Disconcerted by the silence, the computer continued. "I suppose it's not much of a party, since I'm the only one here and I'm still going to kill you. Really it's you fault though, because you murdered your best friend the companion cube and were planning on murdering me. You really aren't good with making friends, you know that, right?"

Chell wanted to shout, wanted to rage, the stupid machine had tried to kill her first. She wanted to run up and start stuffing the cake in her mouth. She wanted to do so much, but she was still afraid, still trapped against the door, still frozen in silence.

"We're both stuck in this place. There's no way out. Look, maybe I can use lasers to inscribe a line down the center of the facility, and one half will be where you live, and I'll live in the other half. We won't have to try and kill each other, or even talk if we don't feel like it. And if we do feel like it maybe I can teach you to be more likable and a better friend. Hello? Are you listening?"

Chell had closed her eyes, a sickening feeling building in her, a realization like a wave of nausea. The terrible truth that fed her paranoia, the reason she and the computer would be down here, alone together, forever separated by their vast differences and terrible loneliness until one of them murdered the other.

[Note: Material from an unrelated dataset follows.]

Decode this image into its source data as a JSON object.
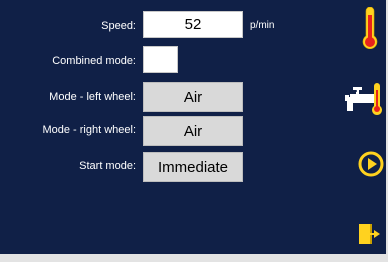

"You could start being more likable by saying something, and then you could have some cake and tell me about how it tastes. You could also tell me how good a job I've been doing running this lab all on my own. Like how I told you how good you did on the test, you could learn a lot about being likable from me."

Chell opened her mouth, and then closed it. Fear, paranoia, she would never be able to shake it, she would always suspect- damaged, both of them, snapped like twigs…

"You don't…" She began, her voice croaking from disuse and dehydration. "You don't understand. This place… This place it isn't a laboratory. It's not even a prison. It's an asylum."

For once, the computer had nothing to say.